Un nouveau jeu géopolitique mondial est en train de se former, et le Moyen-Orient, comme c’est souvent le cas, en sera directement une incidence en termes d’éventuelles nouvelles alliances et des paradigmes de pouvoir qui en résultent. S’il est trop tôt pour apprécier pleinement l’impact de la guerre russo-ukrainienne en cours sur la région, il est évident que certains pays sont placés dans des positions relativement confortables en termes de puissance économique, d’emplacement stratégique et d’influence politique. D’autres, en particulier les acteurs non étatiques, comme les Palestiniens, se trouvent dans une position peu enviable.
Malgré les appels répétés à l’Autorité palestinienne par l’administration américaine Biden et certains pays de l’UE pour condamner la Russie à la suite de son intervention militaire en Ukraine le 24 février, l’AP s’est abstenue de le faire.

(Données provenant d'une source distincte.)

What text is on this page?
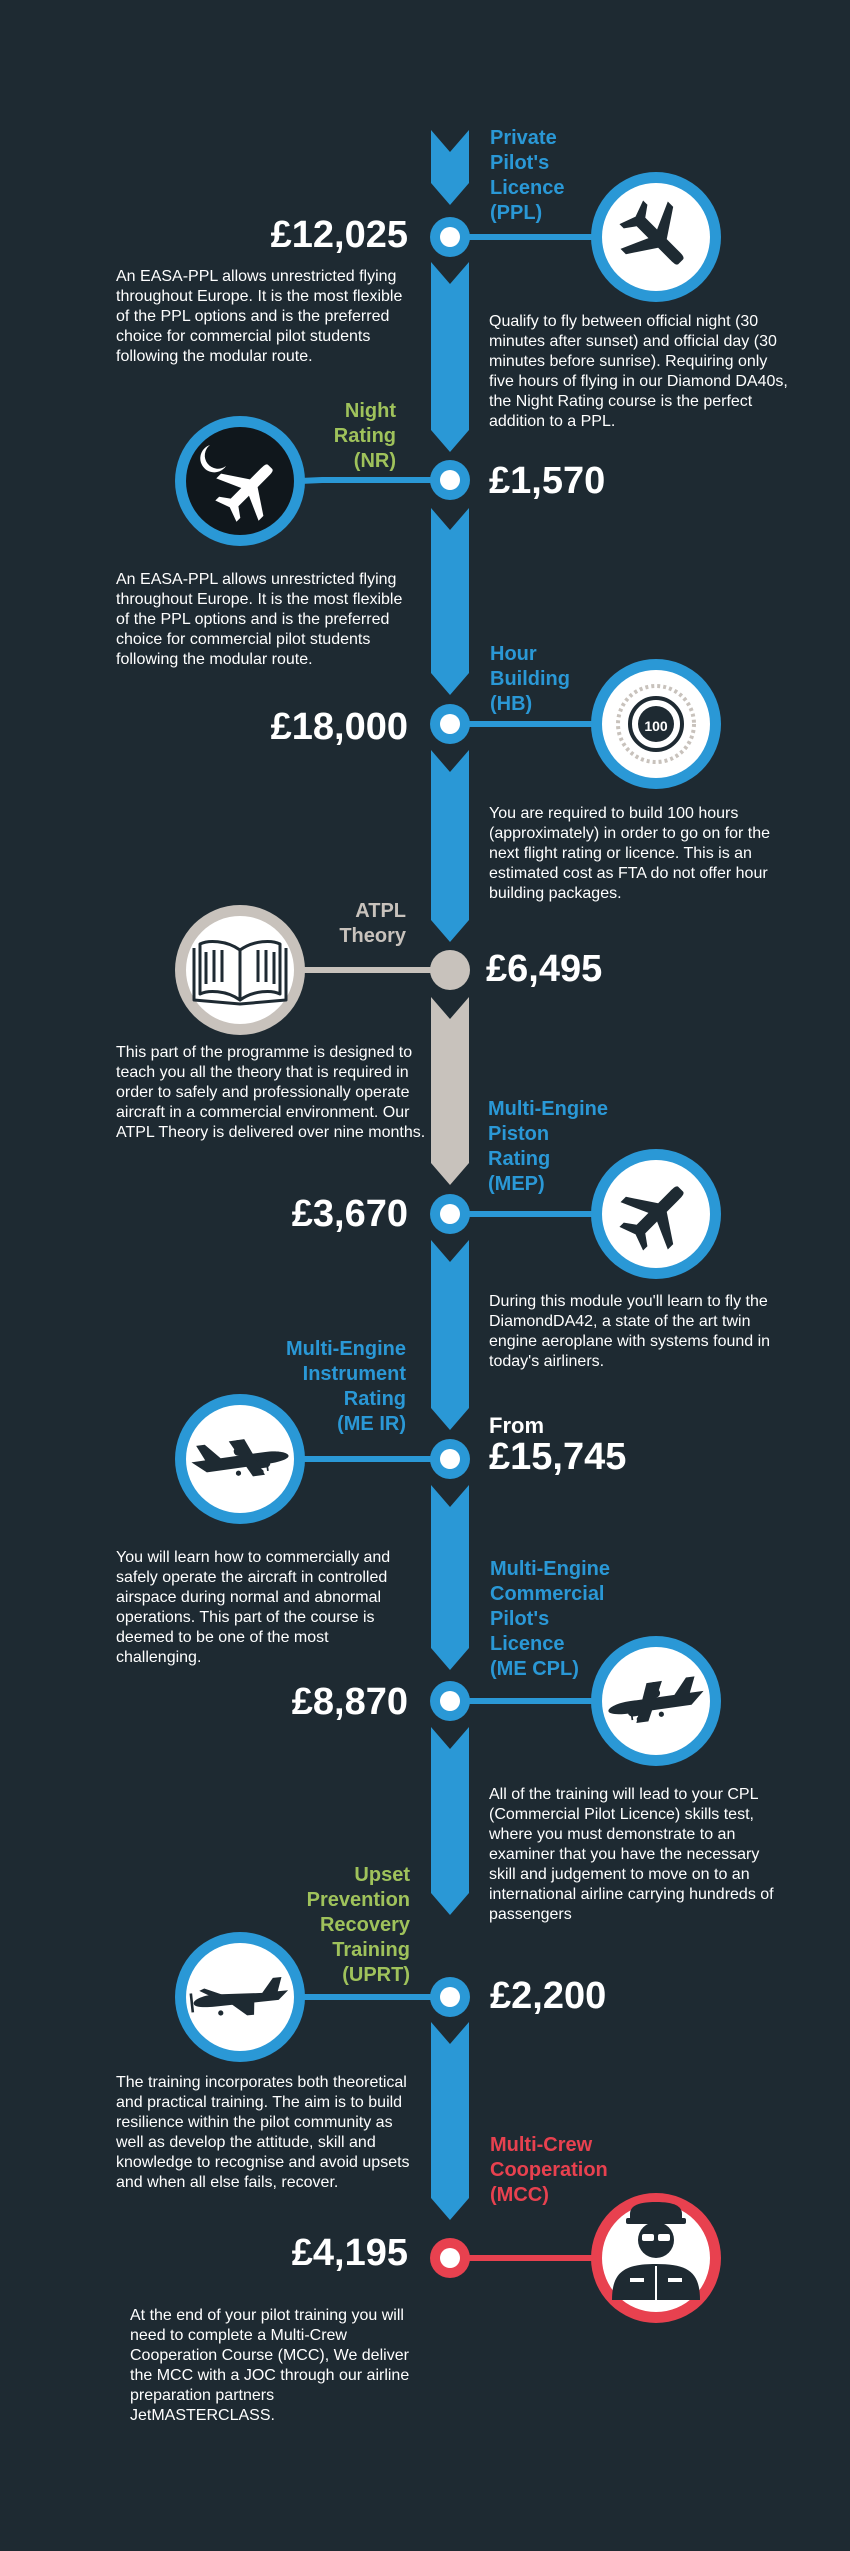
100

Private
Pilot's
Licence
(PPL)

£12,025

An EASA-PPL allows unrestricted flying throughout Europe. It is the most flexible of the PPL options and is the preferred choice for commercial pilot students following the modular route.

Night
Rating
(NR)

Qualify to fly between official night (30 minutes after sunset) and official day (30 minutes before sunrise). Requiring only five hours of flying in our Diamond DA40s, the Night Rating course is the perfect addition to a PPL.

£1,570

An EASA-PPL allows unrestricted flying throughout Europe. It is the most flexible of the PPL options and is the preferred choice for commercial pilot students following the modular route.	Hour
Building
(HB)

£18,000

You are required to build 100 hours (approximately) in order to go on for the next flight rating or licence. This is an estimated cost as FTA do not offer hour building packages.

ATPL
Theory

£6,495

This part of the programme is designed to teach you all the theory that is required in order to safely and professionally operate aircraft in a commercial environment. Our ATPL Theory is delivered over nine months.

Multi-Engine
Piston
Rating
(MEP)

£3,670

During this module you'll learn to fly the DiamondDA42, a state of the art twin engine aeroplane with systems found in today's airliners.

Multi-Engine
Instrument
Rating
(ME IR)	From

£15,745

You will learn how to commercially and safely operate the aircraft in controlled airspace during normal and abnormal operations. This part of the course is deemed to be one of the most challenging.

Multi-Engine
Commercial
Pilot's
Licence
(ME CPL)

£8,870

All of the training will lead to your CPL (Commercial Pilot Licence) skills test, where you must demonstrate to an examiner that you have the necessary skill and judgement to move on to an international airline carrying hundreds of passengers

Upset
Prevention
Recovery
Training
(UPRT) £2,200

The training incorporates both theoretical and practical training. The aim is to build resilience within the pilot community as well as develop the attitude, skill and knowledge to recognise and avoid upsets and when all else fails, recover.

Multi-Crew
Cooperation
(MCC)

£4,195

At the end of your pilot training you will need to complete a Multi-Crew Cooperation Course (MCC), We deliver the MCC with a JOC through our airline preparation partners JetMASTERCLASS.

L’analyste Hani al-Masri a été cité dans Axios comme ayant déclaré que les dirigeants palestiniens comprennent que condamner la Russie « signifie que les Palestiniens perdraient un allié majeur et un partisan de leurs positions politiques ». En effet, rejoindre le chœur occidental antirusse isolerait davantage une Palestine déjà isolée, désespérée d’alliés capables d’équilibrer l’agenda pro-israélien dans les institutions internationales contrôlées par les États-Unis, comme le Conseil de sécurité de l’ONU.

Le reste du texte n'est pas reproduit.